Forced job cuts at San Jose Mercury News

The Associated Press
Wednesday March 07, 2001

SAN JOSE — Blaming a dramatic fall in help-wanted ad revenue and other signs of Silicon Valley’s economic slowdown, the San Jose Mercury News said it will have to lay off some of its 1,700 workers. 

Early retirement offers may help, but “we will be unable to achieve the level of expense reduction we are seeking to achieve without layoffs,” Chairman and Publisher Jay T. Harris said in a memo to the staff Monday. 

All departments of the paper will be scrutinized as the paper decides whom to let go over the next two to three weeks, Harris said. 

“We will approach the difficult work ahead carefully, with sensitivity for those affected, and with an unshakable resolve to remain true to our most important priorities and values,” Harris said.
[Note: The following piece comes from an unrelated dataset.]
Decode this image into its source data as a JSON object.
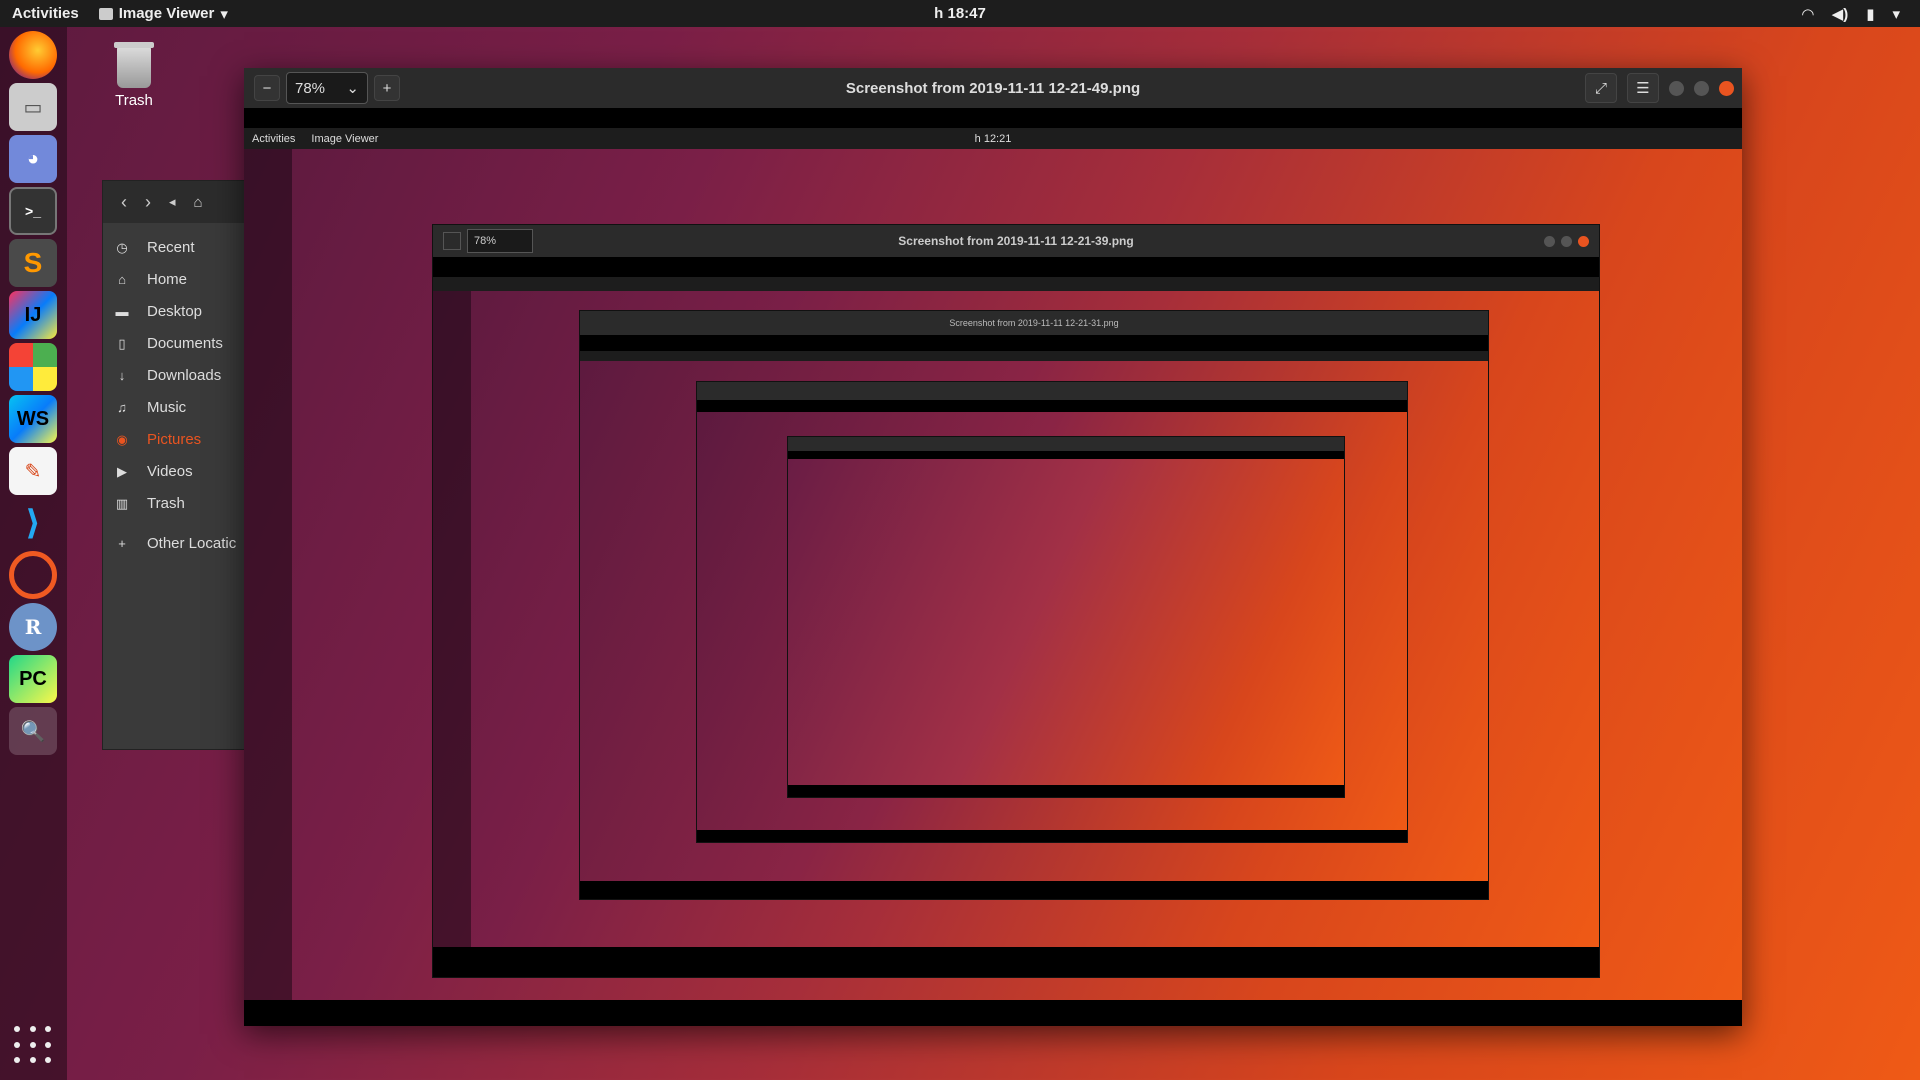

As many companies in the area have been freezing hiring or laying people off, the newspaper saw recruitment advertising fall $2.5 million last month from February 2000, Harris said in the memo. 

“We are operating in the toughest revenue environment we have seen in several years; at the same time, newsprint prices have been climbing steadily,” said Polk Laffoon, vice president of corporate relations for Knight Ridder, which is the Mercury News’ parent company and the nation’s second-largest newspaper publisher. 

U.S. newsprint prices averaged $610 per ton in February, almost 20 percent higher than the same time last year, according to Pulp and Paper Week, an industry newsletter. 

The adverse market conditions also are forcing the Contra Costa Times, another Knight Ridder paper in the San Francisco Bay area, to trim expenses by eliminating jobs through attrition, said Publisher George Riggs. 

After falling shy of its budgeted revenues for the third consecutive month, the Walnut Creek-based paper recently laid off three workers from its payroll of 1,100 full-time employees, Riggs said, but he hopes to avoid the large-scale cutbacks under consideration at the Mercury News. 

Luther Jackson, executive officer of the San Jose Newspaper Guild, the largest of the five unions that represent Mercury News employees, disputed Harris’ contention that the newspaper has to pare inefficiencies that developed as it boomed in the last few years. 

“The Mercury News has never been overstaffed by any stretch of the imagination,” Jackson said. “It’s always been fairly lean. Don’t think you can walk around the Mercury News and find people with nothing to do.”